John Wesley visited the area several times during his ministry.
“The same flame was kindled in Gateshead Fell, while I was opening and applying these words, ‘Everyone that hath this hope in Him, purifieth himself even as he is pure.” Wesley’s Journal, 19th May, 1761.
“About three I preached at Gateshead Fell; about 5 at Garth Heads; at each place to a larger congregation than I ever saw there before. What a change is wrought in this whole country! And will it not be wrought in the whole country!” Wesley’s Journal, 14th June, 1761.
Chowdene (Bute Terrace) Primitive Methodist Chapel, Low Fell
The earliest reference to the PM’s meeting in Low Fell, is recorded in 1824 when it was noted that the meeting house was to be demolished. It seems the work was then allowed to diminish until 1865 when the Society were given permission to rent the Methodist New Connexion Chapel (Bethany) in the village, whenever it was available. Within two years, regular services were being held along with other events from fruit banquets to coffee suppers.
The New Connexion were loathe to spend any money on the Bethany chapel and by 1875 the building was becoming unsafe. Spurred on by this, the members of the PM Society formed a Trust and purchased land further north into the village. Foundation stones for the chapel and schools were laid on 25 September 1880 and the building opened for worship the following year. (There is a mention in the Primitive Methodist magazine of November 1880 (page 702) of the laying of memorial stones in the building of Low Fell chapel, Gateshead. )
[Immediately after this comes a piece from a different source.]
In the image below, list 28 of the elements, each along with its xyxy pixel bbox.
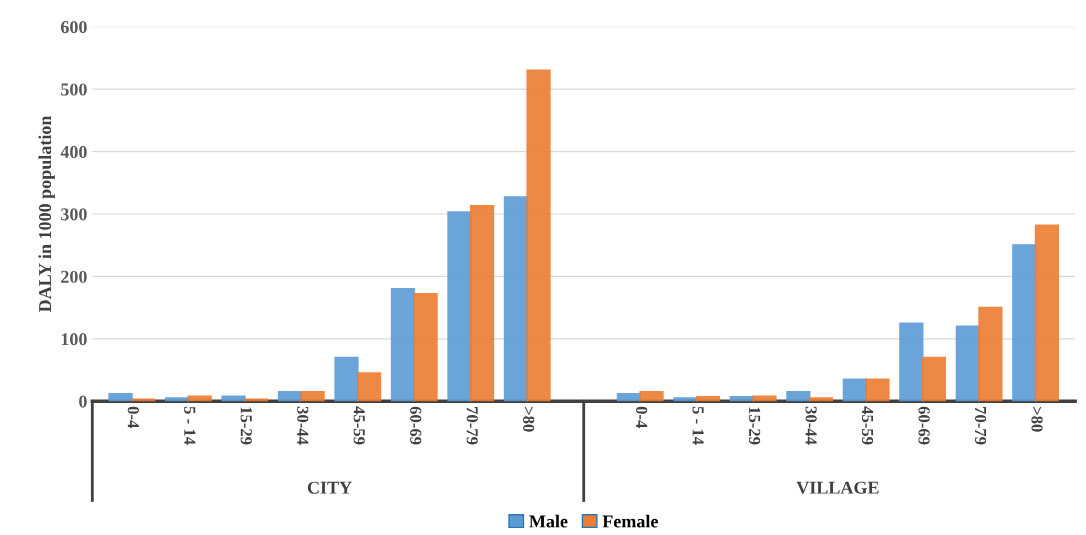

The 1881 Primitive Methodist magazine contains a note of the opening of “a very neat village” Primitive Methodist chapel at Low Fell in the Gateshead Station.
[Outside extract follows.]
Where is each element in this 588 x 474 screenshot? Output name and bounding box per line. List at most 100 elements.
It cost £658 towards which they had raised £312. There was a couple of vestries together with provision for a schoolroom at a later date.
By 1925, the north wall of the chapel was causing a lot of problems and major improvements were carried out. In addition, a vestry and WC’s were built on to the back of the chapel.
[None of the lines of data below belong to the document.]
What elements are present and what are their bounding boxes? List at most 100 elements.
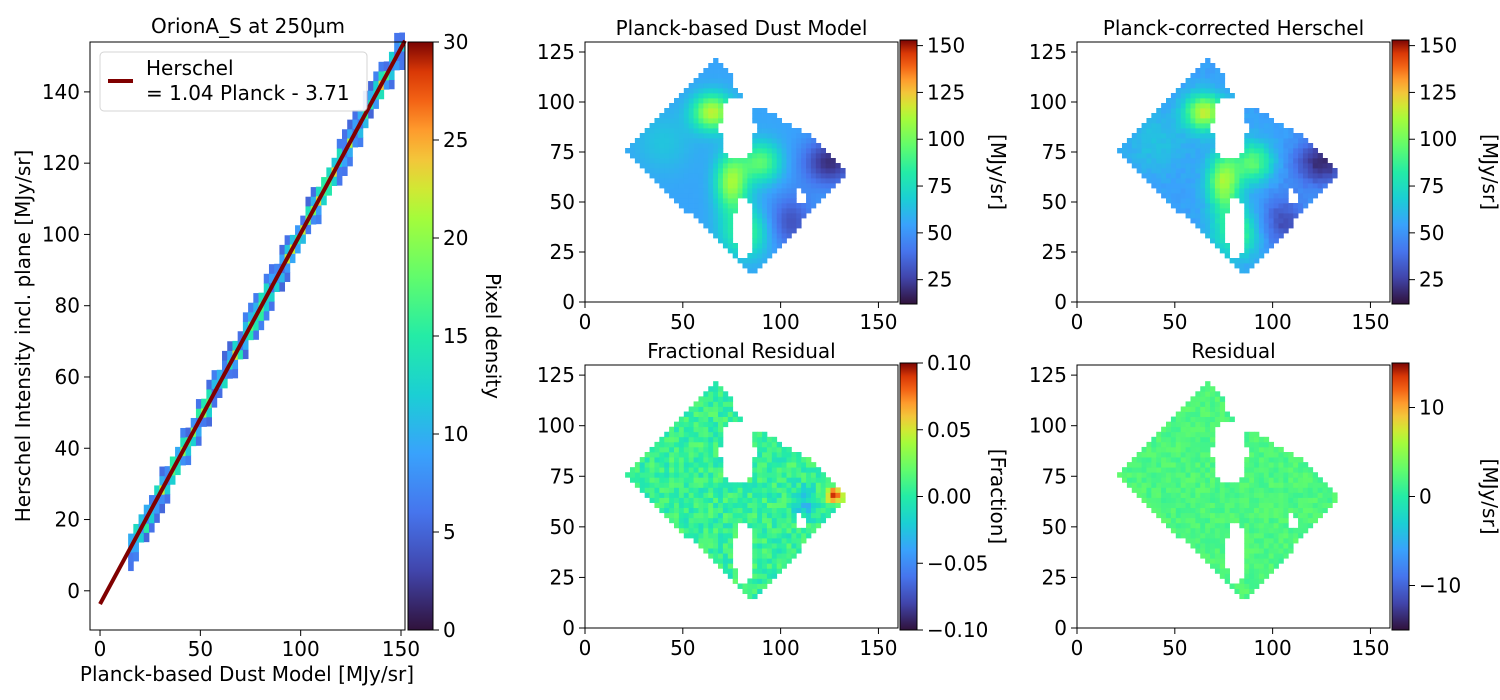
map-pixel bbox=[688, 183, 694, 189]
map-pixel bbox=[1258, 492, 1265, 498]
map-pixel bbox=[718, 83, 724, 89]
map-pixel bbox=[1268, 462, 1275, 468]
map-pixel bbox=[1307, 148, 1314, 154]
map-pixel bbox=[1205, 391, 1211, 397]
map-pixel bbox=[752, 143, 758, 149]
map-pixel bbox=[1214, 98, 1221, 104]
map-pixel bbox=[1210, 188, 1216, 194]
map-pixel bbox=[708, 68, 714, 74]
map-pixel bbox=[1278, 467, 1284, 473]
map-pixel bbox=[806, 208, 812, 214]
map-pixel bbox=[1288, 532, 1294, 539]
map-ytick-label: 100 bbox=[537, 90, 575, 114]
map-pixel bbox=[781, 477, 787, 483]
map-pixel bbox=[718, 98, 724, 104]
map-pixel bbox=[806, 467, 812, 473]
map-pixel bbox=[1254, 462, 1260, 468]
density-bin bbox=[373, 99, 379, 109]
map-pixel bbox=[1268, 457, 1275, 463]
map-pixel bbox=[1293, 502, 1299, 509]
map-pixel bbox=[815, 482, 822, 488]
map-pixel bbox=[1273, 457, 1279, 463]
map-pixel bbox=[708, 128, 714, 134]
map-pixel bbox=[1302, 527, 1309, 534]
map-pixel bbox=[698, 218, 704, 224]
map-pixel bbox=[1214, 153, 1221, 159]
map-pixel bbox=[1180, 517, 1186, 524]
map-pixel bbox=[766, 113, 773, 119]
map-pixel bbox=[1205, 148, 1211, 154]
map-pixel bbox=[664, 168, 670, 174]
map-pixel bbox=[766, 153, 773, 159]
map-pixel bbox=[1268, 441, 1275, 448]
map-pixel bbox=[752, 238, 758, 244]
map-colorbar bbox=[1391, 39, 1410, 305]
map-pixel bbox=[815, 153, 822, 159]
map-pixel bbox=[639, 457, 646, 463]
map-pixel bbox=[757, 462, 763, 468]
map-frame bbox=[584, 41, 899, 303]
map-pixel bbox=[1312, 148, 1319, 154]
map-pixel bbox=[1205, 416, 1211, 423]
map-pixel bbox=[708, 436, 714, 443]
map-pixel bbox=[815, 522, 822, 529]
map-pixel bbox=[1258, 446, 1265, 453]
map-pixel bbox=[806, 158, 812, 164]
map-pixel bbox=[820, 517, 827, 524]
map-pixel bbox=[1249, 467, 1255, 473]
map-pixel bbox=[1268, 203, 1275, 209]
map-pixel bbox=[1190, 188, 1196, 194]
map-pixel bbox=[1234, 173, 1240, 179]
map-pixel bbox=[1288, 223, 1294, 229]
map-pixel bbox=[1136, 477, 1142, 483]
map-pixel bbox=[825, 163, 831, 169]
map-pixel bbox=[713, 78, 719, 84]
map-pixel bbox=[1214, 193, 1221, 199]
map-pixel bbox=[766, 563, 773, 569]
map-pixel bbox=[791, 183, 797, 189]
map-pixel bbox=[1180, 507, 1186, 514]
map-pixel bbox=[757, 208, 763, 214]
map-pixel bbox=[1156, 487, 1162, 493]
map-pixel bbox=[1312, 183, 1319, 189]
map-pixel bbox=[1200, 158, 1206, 164]
map-pixel bbox=[791, 507, 797, 514]
map-pixel bbox=[1185, 188, 1191, 194]
map-pixel bbox=[771, 113, 778, 119]
map-pixel bbox=[1298, 168, 1304, 174]
map-pixel bbox=[1210, 482, 1216, 488]
map-pixel bbox=[1195, 153, 1201, 159]
map-pixel bbox=[718, 548, 724, 554]
map-pixel bbox=[698, 457, 704, 463]
map-pixel bbox=[1302, 522, 1309, 529]
map-pixel bbox=[1131, 457, 1138, 463]
map-pixel bbox=[1175, 133, 1182, 139]
map-pixel bbox=[678, 522, 685, 529]
map-pixel bbox=[791, 128, 797, 134]
map-pixel bbox=[1214, 477, 1221, 483]
map-pixel bbox=[747, 188, 753, 194]
map-pixel bbox=[727, 173, 734, 179]
map-pixel bbox=[1224, 188, 1230, 194]
map-pixel bbox=[1283, 548, 1289, 554]
map-pixel bbox=[776, 553, 783, 559]
map-pixel bbox=[718, 436, 724, 443]
map-pixel bbox=[762, 203, 768, 209]
map-pixel bbox=[698, 492, 704, 498]
map-pixel bbox=[718, 68, 724, 74]
map-pixel bbox=[742, 183, 748, 189]
map-pixel bbox=[674, 436, 680, 443]
map-pixel bbox=[796, 128, 802, 134]
map-pixel bbox=[683, 522, 690, 529]
map-pixel bbox=[1200, 98, 1206, 104]
map-pixel bbox=[1170, 446, 1177, 453]
map-pixel bbox=[674, 158, 680, 164]
map-pixel bbox=[1278, 532, 1284, 539]
map-pixel bbox=[732, 173, 738, 179]
map-pixel bbox=[820, 512, 827, 519]
map-pixel bbox=[718, 118, 724, 124]
map-pixel bbox=[698, 183, 704, 189]
density-bin bbox=[175, 465, 181, 476]
map-pixel bbox=[1258, 472, 1265, 478]
map-pixel bbox=[1195, 502, 1201, 509]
In the 1930s, the chapel was re-named “Chowdene Methodist Church” and moved into the Gateshead East Circuit. At this time there were 70 members. The chapel survived WWII unharmed by its use as an ARP station and saw its membership rise to 124. The Sunday School reported extreme over-crowding as a result of many “country” children attending.
In 1946, the north wall was again causing problems to the structure and resulted in the chapel being closed for 18 months whilst the main roof trusses were replaced and the wall – which was collapsing – repaired. Re-opened on 17 January 1948, the chapel took on a new life with capacity gatherings of most events and services. The Women’s Fellowship meeting numbered over 120 members and recorded a 78rpm record in 1950.
By 1965, faced with growing debts, dwindling resources and members leaving, the Trust recommended that the chapel should be closed and the members transfer to Wesley Memorial Church (ex WM). Extensive dry rot had been discovered in the chapel, schoolroom and kitchen and this greatly affected the amount of money that could be got for the premises which were eventually sold for £3,000, including fixtures and fittings, to the Open Brethren.